Dandrieu nous décrit par le menu cette visite parisienne du Bernin, au cours de laquelle il rencontre le Roi et les plus grands personnages du royaume.
Bien que Louis soit au départ très favorable aux projets du Bernin pour le palais du Louvre, ceux-ci ne sortiront jamais de terre. La faute en revient à différents facteurs et événements parfaitement décrits par l’auteur.
Ainsi, les luttes de pouvoir et les mécanismes de la cour sont brillamment exposés par Dandrieu qui dispose d’une plume alerte et fort agréable. Au cours de son escapade française, le Cavalier est assisté et accompagné par Chantelou – selon le désir de Louis XIV – qui lui prodigue des conseils avisés pour éviter les différents pièges tendus. Il devient également son meilleur défenseur envers ceux qui le critiquent et le calomnient. De cette rencontre naît un journal. Chantelou le rédige quasiment au jour le jour, depuis l’arrivée du Bernin à Paris jusqu’à son départ, cinq mois plus tard.
Cet écrit nous renseigne sur la personnalité réelle du Bernin, sa vision de l’art ainsi que sur la vie de cour. Chantelou n’oublie pas d’analyser la dimension politique et diplomatique de cette rencontre entre Louis XIV et le Bernin, sur laquelle Dandrieu revient souvent en précisant – entre autres – les enjeux de prestige pour Paris et Rome. La relation amicale teintée d’un profond respect réciproque entre Chantelou et le Bernin demeure l’un des rares points positifs que l’italien retira de son passage en France.
Finalement, les plans et les esquisses du Cavalier proposés au roi sont bien trop romains pour s’imposer à une époque ou le classicisme français s’invente et trouve son style propre. Richard Wittkower, qui ne peut être soupçonné d’hostilité envers le Bernin lui ayant consacré plusieurs études favorables, écrit une analyse très pertinente qui explique parfaitement les raisons du refus louisquatorzien : « Avec cette décision, Paris fut sauvé du douteux honneur d’avoir en ses murs le plus grand palais romain jamais projeté. Pour splendide qu’ait été le projet du Bernin, cette énorme et austère masse serait restée à jamais comme un produit étranger à l’atmosphère sereine de Paris. À Rome, le cube du Palais Farnèse, l’ancêtre du projet du Bernin, peut-être comparé à un solo dans un chœur. À Paris, le Louvre écrasant du Bernin n’aurait eu aucune résonance. »

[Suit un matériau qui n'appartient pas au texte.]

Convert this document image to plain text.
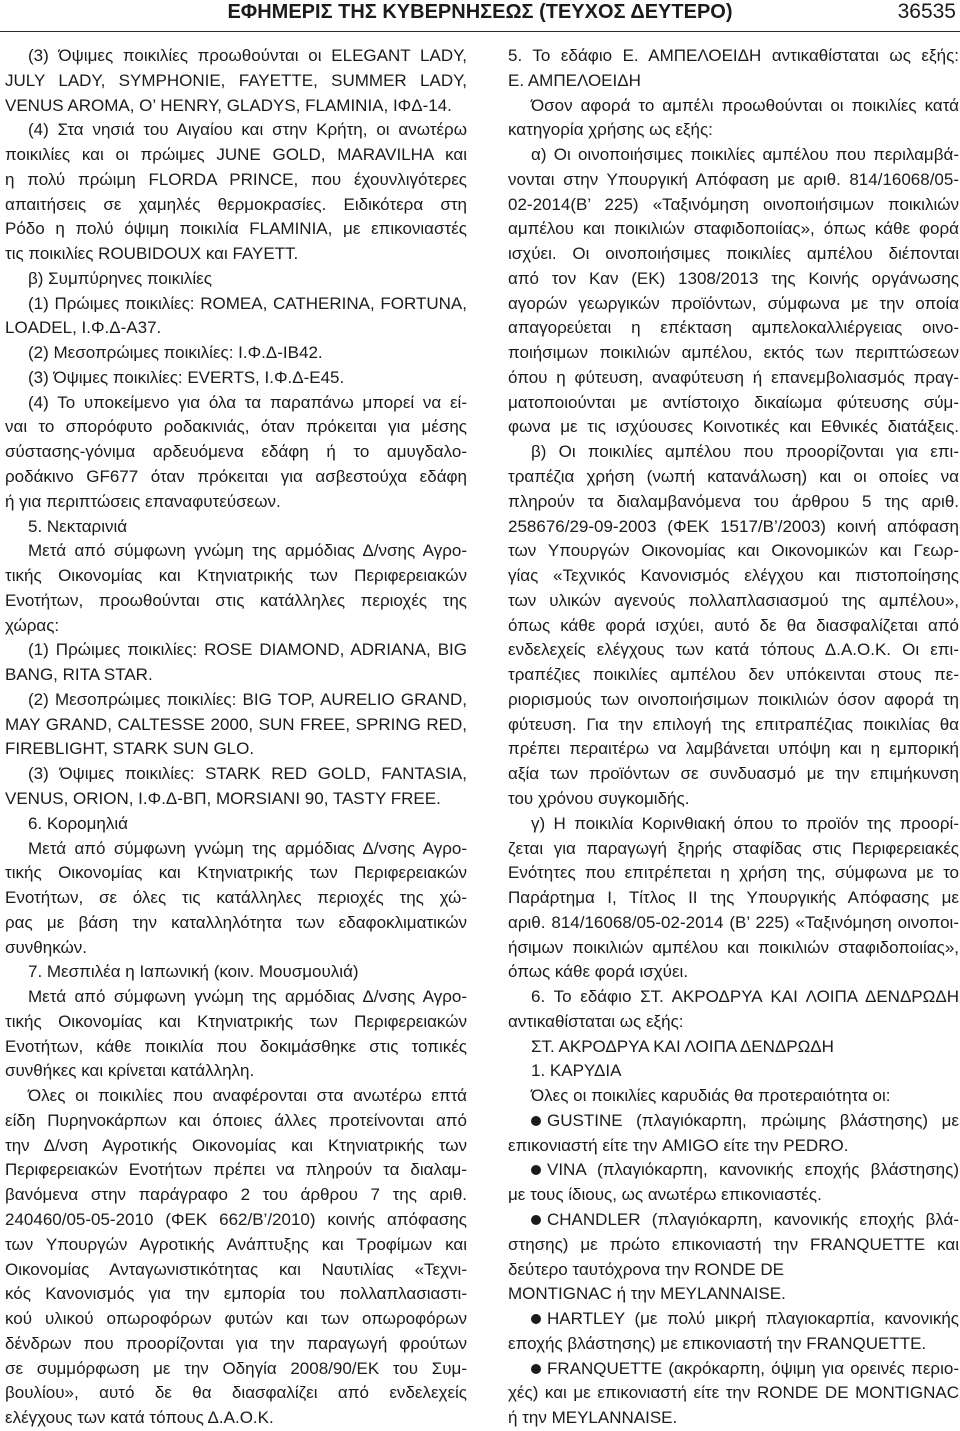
ΕΦΗΜΕΡΙΣ ΤΗΣ ΚΥΒΕΡΝΗΣΕΩΣ (ΤΕΥΧΟΣ ΔΕΥΤΕΡΟ)	36535
(3) Όψιμες ποικιλίες προωθούνται οι ELEGANT LADY,
JULY LADY, SYMPHONIE, FAYETTE, SUMMER LADY,
VENUS AROMA, O’ HENRY, GLADYS, FLAMINIA, ΙΦΔ-14.
(4) Στα νησιά του Αιγαίου και στην Κρήτη, οι ανωτέρω
ποικιλίες και οι πρώιμες JUNE GOLD, MARAVILHA και
η πολύ πρώιμη FLORDA PRINCE, που έχουνλιγότερες
απαιτήσεις σε χαμηλές θερμοκρασίες. Ειδικότερα στη
Ρόδο η πολύ όψιμη ποικιλία FLAMINIA, με επικονιαστές
τις ποικιλίες ROUBIDOUX και FAYETT.
β) Συμπύρηνες ποικιλίες
(1) Πρώιμες ποικιλίες: ROMEA, CATHERINA, FORTUNA,
LOADEL, Ι.Φ.Δ-Α37.
(2) Μεσοπρώιμες ποικιλίες: Ι.Φ.Δ-ΙΒ42.
(3) Όψιμες ποικιλίες: EVERTS, Ι.Φ.Δ-Ε45.
(4) Το υποκείμενο για όλα τα παραπάνω μπορεί να εί-
ναι το σπορόφυτο ροδακινιάς, όταν πρόκειται για μέσης
σύστασης-γόνιμα αρδευόμενα εδάφη ή το αμυγδαλο-
ροδάκινο GF677 όταν πρόκειται για ασβεστούχα εδάφη
ή για περιπτώσεις επαναφυτεύσεων.
5. Νεκταρινιά
Μετά από σύμφωνη γνώμη της αρμόδιας Δ/νσης Αγρο-
τικής Οικονομίας και Κτηνιατρικής των Περιφερειακών
Ενοτήτων, προωθούνται στις κατάλληλες περιοχές της
χώρας:
(1) Πρώιμες ποικιλίες: ROSE DIAMOND, ADRIANA, BIG
BANG, RITA STAR.
(2) Μεσοπρώιμες ποικιλίες: BIG TOP, AURELIO GRAND,
MAY GRAND, CALTESSE 2000, SUN FREE, SPRING RED,
FIREBLIGHT, STARK SUN GLO.
(3) Όψιμες ποικιλίες: STARK RED GOLD, FANTASIA,
VENUS, ORION, Ι.Φ.Δ-ΒΠ, MORSIANI 90, TASTY FREE.
6. Κορομηλιά
Μετά από σύμφωνη γνώμη της αρμόδιας Δ/νσης Αγρο-
τικής Οικονομίας και Κτηνιατρικής των Περιφερειακών
Ενοτήτων, σε όλες τις κατάλληλες περιοχές της χώ-
ρας με βάση την καταλληλότητα των εδαφοκλιματικών
συνθηκών.
7. Μεσπιλέα η Ιαπωνική (κοιν. Μουσμουλιά)
Μετά από σύμφωνη γνώμη της αρμόδιας Δ/νσης Αγρο-
τικής Οικονομίας και Κτηνιατρικής των Περιφερειακών
Ενοτήτων, κάθε ποικιλία που δοκιμάσθηκε στις τοπικές
συνθήκες και κρίνεται κατάλληλη.
Όλες οι ποικιλίες που αναφέρονται στα ανωτέρω επτά
είδη Πυρηνοκάρπων και όποιες άλλες προτείνονται από
την Δ/νση Αγροτικής Οικονομίας και Κτηνιατρικής των
Περιφερειακών Ενοτήτων πρέπει να πληρούν τα διαλαμ-
βανόμενα στην παράγραφο 2 του άρθρου 7 της αριθ.
240460/05-05-2010 (ΦΕΚ 662/Β’/2010) κοινής απόφασης
των Υπουργών Αγροτικής Ανάπτυξης και Τροφίμων και
Οικονομίας Ανταγωνιστικότητας και Ναυτιλίας «Τεχνι-
κός Κανονισμός για την εμπορία του πολλαπλασιαστι-
κού υλικού οπωροφόρων φυτών και των οπωροφόρων
δένδρων που προορίζονται για την παραγωγή φρούτων
σε συμμόρφωση με την Οδηγία 2008/90/ΕΚ του Συμ-
βουλίου», αυτό δε θα διασφαλίζει από ενδελεχείς
ελέγχους των κατά τόπους Δ.Α.Ο.Κ.
5. Το εδάφιο Ε. ΑΜΠΕΛΟΕΙΔΗ αντικαθίσταται ως εξής:
Ε. ΑΜΠΕΛΟΕΙΔΗ
Όσον αφορά το αμπέλι προωθούνται οι ποικιλίες κατά
κατηγορία χρήσης ως εξής:
α) Οι οινοποιήσιμες ποικιλίες αμπέλου που περιλαμβά-
νονται στην Υπουργική Απόφαση με αριθ. 814/16068/05-
02-2014(Β’ 225) «Ταξινόμηση οινοποιήσιμων ποικιλιών
αμπέλου και ποικιλιών σταφιδοποιίας», όπως κάθε φορά
ισχύει. Οι οινοποιήσιμες ποικιλίες αμπέλου διέπονται
από τον Καν (ΕΚ) 1308/2013 της Κοινής οργάνωσης
αγορών γεωργικών προϊόντων, σύμφωνα με την οποία
απαγορεύεται η επέκταση αμπελοκαλλιέργειας οινο-
ποιήσιμων ποικιλιών αμπέλου, εκτός των περιπτώσεων
όπου η φύτευση, αναφύτευση ή επανεμβολιασμός πραγ-
ματοποιούνται με αντίστοιχο δικαίωμα φύτευσης σύμ-
φωνα με τις ισχύουσες Κοινοτικές και Εθνικές διατάξεις.
β) Οι ποικιλίες αμπέλου που προορίζονται για επι-
τραπέζια χρήση (νωπή κατανάλωση) και οι οποίες να
πληρούν τα διαλαμβανόμενα του άρθρου 5 της αριθ.
258676/29-09-2003 (ΦΕΚ 1517/Β’/2003) κοινή απόφαση
των Υπουργών Οικονομίας και Οικονομικών και Γεωρ-
γίας «Τεχνικός Κανονισμός ελέγχου και πιστοποίησης
των υλικών αγενούς πολλαπλασιασμού της αμπέλου»,
όπως κάθε φορά ισχύει, αυτό δε θα διασφαλίζεται από
ενδελεχείς ελέγχους των κατά τόπους Δ.Α.Ο.Κ. Οι επι-
τραπέζιες ποικιλίες αμπέλου δεν υπόκεινται στους πε-
ριορισμούς των οινοποιήσιμων ποικιλιών όσον αφορά τη
φύτευση. Για την επιλογή της επιτραπέζιας ποικιλίας θα
πρέπει περαιτέρω να λαμβάνεται υπόψη και η εμπορική
αξία των προϊόντων σε συνδυασμό με την επιμήκυνση
του χρόνου συγκομιδής.
γ) Η ποικιλία Κορινθιακή όπου το προϊόν της προορί-
ζεται για παραγωγή ξηρής σταφίδας στις Περιφερειακές
Ενότητες που επιτρέπεται η χρήση της, σύμφωνα με το
Παράρτημα Ι, Τίτλος ΙΙ της Υπουργικής Απόφασης με
αριθ. 814/16068/05-02-2014 (Β’ 225) «Ταξινόμηση οινοποι-
ήσιμων ποικιλιών αμπέλου και ποικιλιών σταφιδοποιίας»,
όπως κάθε φορά ισχύει.
6. Το εδάφιο ΣΤ. ΑΚΡΟΔΡΥΑ ΚΑΙ ΛΟΙΠΑ ΔΕΝΔΡΩΔΗ
αντικαθίσταται ως εξής:
ΣΤ. ΑΚΡΟΔΡΥΑ ΚΑΙ ΛΟΙΠΑ ΔΕΝΔΡΩΔΗ
1. ΚΑΡΥΔΙΑ
Όλες οι ποικιλίες καρυδιάς θα προτεραιότητα οι:
GUSTINE (πλαγιόκαρπη, πρώιμης βλάστησης) με
επικονιαστή είτε την AMIGO είτε την PEDRO.
VINA (πλαγιόκαρπη, κανονικής εποχής βλάστησης)
με τους ίδιους, ως ανωτέρω επικονιαστές.
CHANDLER (πλαγιόκαρπη, κανονικής εποχής βλά-
στησης) με πρώτο επικονιαστή την FRANQUETTE και
δεύτερο ταυτόχρονα την RONDE DE
MONTIGNAC ή την MEYLANNAISE.
HARTLEY (με πολύ μικρή πλαγιοκαρπία, κανονικής
εποχής βλάστησης) με επικονιαστή την FRANQUETTE.
FRANQUETTE (ακρόκαρπη, όψιμη για ορεινές περιο-
χές) και με επικονιαστή είτε την RONDE DE MONTIGNAC
ή την MEYLANNAISE.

Nous laissons à Dandrieu le mot de la fin qui exprime, mieux que nous ne pourrions le faire, un avis extrêmement pertinent sur l’architecture, ses dérives et l’orientation qu’elle doit à nouveau prendre : « Ces lignes (celles de Wittkower) sont écrites en 1958, à une époque où le fin architectural n’était pas encore ce style international dont le seul objectif semble être de semer, de Paris à Tokyo et de Budapest à Rio de Janeiro, les mêmes monuments interchangeables, jetés çà et là sans le moindre respect de leur environnement culturel, juste avant que l’architecture contemporaine ne se transforme en une gigantesque machine à uniformiser le monde, et donc à le rendre inhumain. Au rebours de cette utopie moderne, les choix du Grand Siècle et les intuitions géniales de Louis XIV nous offrent le modèle de ce que pouvait être hier, de ce que pourrait être encore demain, une politique de l’art respectueuse de l’âme des peuples et de la richesse des nations. »
Finalement l’architecture, qui désigne donc à l’origine l’art de clore et de couvrir des lieux, reste encore et toujours le miroir de la civilisation.